When people think of holidays, loud noises and bright lights are usually what come to mind. However, on 17 March 2018, all will be quiet and dark in the Indonesian province of Bali. This holiday goes by many names, such as Hari Raya Nyepi (or just Nyepi), Hindu New Year, and Day of Silence.
Although characterized as a Hindu holiday, Nyepi is observed by all as a public holiday, no matter one’s religious preferences. Visitors are not omitted from the restrictions of Nyepi either and must follow the same traditions as locals do. How did this holiday get its start, though, and what can one expect to experience if visiting Bali during this time? Read on to find out.
History of Nyepi
It all began when King Kanishka I ascended the Kushan throne in A.D. 78. At a time where the land he ruled suffered from religious strife and prejudice, King Kanishka I became a force of religious tolerance that unified his once-conflicted people. At a time where peace and unity began to strengthen, the Shaka era and calendar began.
The Shaka calendar is still kept (as well as the Gregorian calendar) today in Indonesia. Nyepi marks the New Year of the Shaka calendar. Since the Shaka calendar is based off of lunar sequences, the day of Nyepi changes slightly from year to year. So if you would like to visit Bali during this holiday, make sure to check which day it is when you decide to go.
The revelry of Nyepi Eve
Before all is silent, a night of revelry precedes the calm. All matter of noises are made throughout the evening. Bangs and clangs and firecrackers echo in the air in an effort to rouse up demons and drive them out of their neighborhoods. Elaborate papier-mâché and bamboo effigies (some spanning 20-feet tall) are made of these demons and are called ogoh-ogoh.
These ogoh-ogohs are made a couple months prior and are paraded throughout the towns on Nyepi Eve to later be burned as a symbol of eradicating negative influences from one’s own life. However, once all the lights turn off and everyone goes to sleep, a very different scene greets them in the morning.
All sounds and fires that had just blazed the night before seem to simply vanish. Starting from 6am and ending at 6am the next morning, there will be no sounds from vehicles (except for emergency vehicles) or electrical appliances, no fire or artificial light to be seen for miles. Don’t expect to listen to the radio or watch TV either.
The only sounds you’ll hear will be from animals and nature, with the sun as the only light source to see by. Every shop and establishment will be closed as well, even the airport. There are no flights coming in or out of Bali on Nyepi, so plan your trip accordingly if you’re planning to visit this province during this time.
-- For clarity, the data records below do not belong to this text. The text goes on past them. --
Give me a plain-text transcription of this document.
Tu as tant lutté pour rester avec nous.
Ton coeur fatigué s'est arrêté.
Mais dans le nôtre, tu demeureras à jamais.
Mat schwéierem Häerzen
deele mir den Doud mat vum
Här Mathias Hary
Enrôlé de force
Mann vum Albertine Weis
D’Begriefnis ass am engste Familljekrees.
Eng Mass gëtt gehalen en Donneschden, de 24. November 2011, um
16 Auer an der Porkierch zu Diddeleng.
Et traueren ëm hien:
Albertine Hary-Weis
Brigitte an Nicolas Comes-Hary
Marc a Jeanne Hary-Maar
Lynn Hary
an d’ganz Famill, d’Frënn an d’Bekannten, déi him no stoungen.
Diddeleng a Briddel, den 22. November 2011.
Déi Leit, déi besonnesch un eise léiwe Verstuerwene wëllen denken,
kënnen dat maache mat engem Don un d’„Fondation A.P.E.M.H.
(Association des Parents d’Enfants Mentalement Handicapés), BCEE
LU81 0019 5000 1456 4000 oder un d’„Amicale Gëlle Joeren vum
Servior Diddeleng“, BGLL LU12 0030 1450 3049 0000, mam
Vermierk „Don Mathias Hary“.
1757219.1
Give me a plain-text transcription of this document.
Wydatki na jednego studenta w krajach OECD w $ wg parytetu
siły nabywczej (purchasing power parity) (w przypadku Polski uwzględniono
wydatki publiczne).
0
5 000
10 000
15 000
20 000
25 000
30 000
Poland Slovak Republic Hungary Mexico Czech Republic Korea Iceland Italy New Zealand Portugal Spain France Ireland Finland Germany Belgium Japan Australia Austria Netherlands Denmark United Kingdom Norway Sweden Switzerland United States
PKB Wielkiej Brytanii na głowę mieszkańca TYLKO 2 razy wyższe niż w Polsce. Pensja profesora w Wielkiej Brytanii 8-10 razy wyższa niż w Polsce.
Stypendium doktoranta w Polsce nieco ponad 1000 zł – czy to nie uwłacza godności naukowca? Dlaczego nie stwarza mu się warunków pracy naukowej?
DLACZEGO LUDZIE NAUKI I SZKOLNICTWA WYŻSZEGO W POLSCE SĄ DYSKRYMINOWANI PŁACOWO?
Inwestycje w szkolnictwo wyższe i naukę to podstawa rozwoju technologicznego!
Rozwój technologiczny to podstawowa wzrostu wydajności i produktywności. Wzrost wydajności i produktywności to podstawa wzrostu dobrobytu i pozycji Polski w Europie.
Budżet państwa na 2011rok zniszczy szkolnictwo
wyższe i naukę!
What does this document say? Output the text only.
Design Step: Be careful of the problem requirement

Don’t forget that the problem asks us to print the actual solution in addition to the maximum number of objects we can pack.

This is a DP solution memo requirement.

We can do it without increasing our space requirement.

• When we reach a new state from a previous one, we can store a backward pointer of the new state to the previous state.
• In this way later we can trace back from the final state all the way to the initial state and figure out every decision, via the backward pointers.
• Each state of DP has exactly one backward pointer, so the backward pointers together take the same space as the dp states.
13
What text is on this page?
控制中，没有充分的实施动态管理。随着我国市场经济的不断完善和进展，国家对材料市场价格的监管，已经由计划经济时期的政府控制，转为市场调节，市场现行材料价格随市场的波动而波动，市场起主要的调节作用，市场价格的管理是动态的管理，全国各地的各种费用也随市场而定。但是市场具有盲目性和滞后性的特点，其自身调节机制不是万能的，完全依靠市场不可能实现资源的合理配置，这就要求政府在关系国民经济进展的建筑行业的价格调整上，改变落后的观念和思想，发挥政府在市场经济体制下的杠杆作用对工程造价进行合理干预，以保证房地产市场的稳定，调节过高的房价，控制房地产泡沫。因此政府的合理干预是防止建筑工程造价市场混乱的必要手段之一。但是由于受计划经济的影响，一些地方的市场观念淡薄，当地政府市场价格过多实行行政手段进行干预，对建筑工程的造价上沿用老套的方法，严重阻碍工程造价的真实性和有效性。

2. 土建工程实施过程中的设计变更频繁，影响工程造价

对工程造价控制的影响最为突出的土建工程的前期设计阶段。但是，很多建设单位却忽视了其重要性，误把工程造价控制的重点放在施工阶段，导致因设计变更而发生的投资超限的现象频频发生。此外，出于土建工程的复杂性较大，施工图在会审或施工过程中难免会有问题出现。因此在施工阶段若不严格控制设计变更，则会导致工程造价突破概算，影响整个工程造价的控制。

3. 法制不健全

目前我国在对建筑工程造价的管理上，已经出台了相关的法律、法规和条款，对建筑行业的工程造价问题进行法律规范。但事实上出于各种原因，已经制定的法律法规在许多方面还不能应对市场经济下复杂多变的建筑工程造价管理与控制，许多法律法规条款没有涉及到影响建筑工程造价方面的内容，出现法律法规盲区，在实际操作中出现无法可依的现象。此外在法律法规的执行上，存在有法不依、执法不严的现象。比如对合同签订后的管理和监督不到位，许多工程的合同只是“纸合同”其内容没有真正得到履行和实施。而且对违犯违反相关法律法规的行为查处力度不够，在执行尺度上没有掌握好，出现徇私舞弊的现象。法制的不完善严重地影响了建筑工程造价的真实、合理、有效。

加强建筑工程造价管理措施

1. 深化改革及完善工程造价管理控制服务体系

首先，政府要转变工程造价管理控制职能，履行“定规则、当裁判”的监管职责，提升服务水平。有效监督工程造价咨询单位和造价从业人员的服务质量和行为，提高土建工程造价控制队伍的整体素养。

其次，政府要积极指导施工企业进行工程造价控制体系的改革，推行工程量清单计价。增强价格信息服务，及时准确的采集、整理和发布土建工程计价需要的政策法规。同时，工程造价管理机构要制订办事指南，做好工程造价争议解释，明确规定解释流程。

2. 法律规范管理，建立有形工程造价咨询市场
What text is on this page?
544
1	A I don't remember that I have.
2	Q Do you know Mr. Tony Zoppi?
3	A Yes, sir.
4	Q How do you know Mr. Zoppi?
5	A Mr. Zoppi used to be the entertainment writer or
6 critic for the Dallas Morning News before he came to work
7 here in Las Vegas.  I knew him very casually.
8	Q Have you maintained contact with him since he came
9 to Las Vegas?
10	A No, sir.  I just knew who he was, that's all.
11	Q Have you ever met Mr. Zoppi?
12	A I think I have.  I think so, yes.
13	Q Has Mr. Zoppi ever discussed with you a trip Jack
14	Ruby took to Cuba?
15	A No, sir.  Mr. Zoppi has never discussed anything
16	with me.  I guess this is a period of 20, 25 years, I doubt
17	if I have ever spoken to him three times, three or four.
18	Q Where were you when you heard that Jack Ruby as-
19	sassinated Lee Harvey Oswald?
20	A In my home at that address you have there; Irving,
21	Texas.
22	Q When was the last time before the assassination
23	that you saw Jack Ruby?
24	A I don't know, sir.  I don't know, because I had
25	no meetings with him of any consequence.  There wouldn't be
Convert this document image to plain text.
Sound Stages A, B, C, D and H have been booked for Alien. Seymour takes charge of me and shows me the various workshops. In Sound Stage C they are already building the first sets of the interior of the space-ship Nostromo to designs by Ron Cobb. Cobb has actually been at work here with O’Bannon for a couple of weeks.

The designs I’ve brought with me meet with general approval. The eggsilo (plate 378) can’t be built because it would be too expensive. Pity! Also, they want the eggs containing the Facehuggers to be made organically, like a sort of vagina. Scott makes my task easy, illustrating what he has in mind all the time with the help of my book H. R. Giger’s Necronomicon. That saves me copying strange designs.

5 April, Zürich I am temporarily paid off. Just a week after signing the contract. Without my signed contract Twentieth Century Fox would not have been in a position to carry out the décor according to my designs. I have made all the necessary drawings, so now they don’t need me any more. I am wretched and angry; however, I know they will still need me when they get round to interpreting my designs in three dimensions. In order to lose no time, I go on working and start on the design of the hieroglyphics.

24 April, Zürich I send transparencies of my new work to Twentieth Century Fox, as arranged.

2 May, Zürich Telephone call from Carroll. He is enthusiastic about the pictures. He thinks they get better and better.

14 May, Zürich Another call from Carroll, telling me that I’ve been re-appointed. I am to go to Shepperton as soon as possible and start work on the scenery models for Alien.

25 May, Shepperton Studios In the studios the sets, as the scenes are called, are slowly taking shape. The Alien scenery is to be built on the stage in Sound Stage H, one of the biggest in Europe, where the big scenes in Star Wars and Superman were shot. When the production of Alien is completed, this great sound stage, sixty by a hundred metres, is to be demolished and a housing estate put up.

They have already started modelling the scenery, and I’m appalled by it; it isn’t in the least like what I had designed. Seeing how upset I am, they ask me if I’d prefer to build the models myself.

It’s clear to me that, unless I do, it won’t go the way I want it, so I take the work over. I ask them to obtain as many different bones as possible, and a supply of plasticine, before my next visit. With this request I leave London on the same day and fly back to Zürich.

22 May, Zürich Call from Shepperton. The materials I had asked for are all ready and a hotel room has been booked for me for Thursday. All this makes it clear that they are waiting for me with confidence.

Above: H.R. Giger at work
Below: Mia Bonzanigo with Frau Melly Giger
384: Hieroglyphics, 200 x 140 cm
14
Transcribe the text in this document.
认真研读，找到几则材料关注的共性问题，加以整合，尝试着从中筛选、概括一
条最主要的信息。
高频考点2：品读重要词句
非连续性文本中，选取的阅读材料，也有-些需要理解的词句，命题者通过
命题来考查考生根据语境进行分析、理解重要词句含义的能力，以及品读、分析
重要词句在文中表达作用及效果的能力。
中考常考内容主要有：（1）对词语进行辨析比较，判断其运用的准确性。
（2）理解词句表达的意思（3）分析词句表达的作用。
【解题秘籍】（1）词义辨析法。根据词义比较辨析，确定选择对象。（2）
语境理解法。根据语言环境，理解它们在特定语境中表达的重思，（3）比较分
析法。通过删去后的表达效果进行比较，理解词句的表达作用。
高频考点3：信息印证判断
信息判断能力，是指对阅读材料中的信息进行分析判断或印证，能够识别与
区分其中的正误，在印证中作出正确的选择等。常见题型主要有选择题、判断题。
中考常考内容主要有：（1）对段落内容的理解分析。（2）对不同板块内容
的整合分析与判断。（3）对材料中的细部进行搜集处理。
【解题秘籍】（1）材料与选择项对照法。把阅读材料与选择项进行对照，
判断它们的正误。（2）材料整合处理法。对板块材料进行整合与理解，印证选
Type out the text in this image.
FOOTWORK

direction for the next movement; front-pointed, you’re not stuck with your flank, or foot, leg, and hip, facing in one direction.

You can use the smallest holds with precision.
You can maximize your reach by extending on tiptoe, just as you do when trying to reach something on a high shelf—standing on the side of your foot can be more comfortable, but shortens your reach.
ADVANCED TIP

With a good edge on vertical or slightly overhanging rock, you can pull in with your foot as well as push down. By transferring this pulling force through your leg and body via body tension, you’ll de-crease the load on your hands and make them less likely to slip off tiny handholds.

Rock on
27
That being said, you may stay longer in Indonesia than originally expected due to the closing of the airports. Keep this in mind when booking a hotel like the Ubud Hanging Gardens. Named as having one of the best pools in the world it has the price tag to match too, so be prepared.
Speaking of hotels, visitors’ stays during Nyepi will also be affected by the holiday’s customs. Although there are many trends that are changing the way hotels are run, these establishments are greatly limited during this time of year despite current hospitality trends. You won’t see a single person outside of their homes either, including hotel guests.
The security guards of Bali, called pecalang, make sure of this; they’re the only people patrolling the streets to make sure no one is breaking any of the rules of Nyepi. If violators are caught, they’ll be liable to pay a small fee. As a result, the villages look deserted. This ghost town display is meant for evil spirits who are still lingering in the hopes that they’ll leave for more populated areas.
However, scholars have debated whether the merrymaking from the night before is actually meant to awake the slumbering demons so they can be appeased by offerings left out for them. This gives a slightly different meaning to the Day of Silence, gearing it more towards a time of gratitude that the demons will not cause trouble for another year. Whatever the reason, people use Nyepi as a time to be more mindful and meditate.
Some may fast during this day, while others won’t. Although visitors to Bali need not participate in the spiritual and mental aspects of Nypei, they are still expected to be quiet, cover the windows, and stay within the hotel grounds. Because of this, double-check that you don’t have any outdoor excursions planned on 17 March.
There’s nothing quite like the holiday Nyepi in Bali. In a world where people rarely take the time to slow down and disconnect from their many electronics, Nyepi offers an alternative way to spend one’s day. Instead of catching up on the latest TV drama or music album release, take the time to contemplate your life’s choices in the quiet of your home. You don’t have to wait till Nyepi to enjoy the benefits of meditation, but if you want an authentic Day of Silence experience, take a trip to Bali to celebrate a holiday like no other.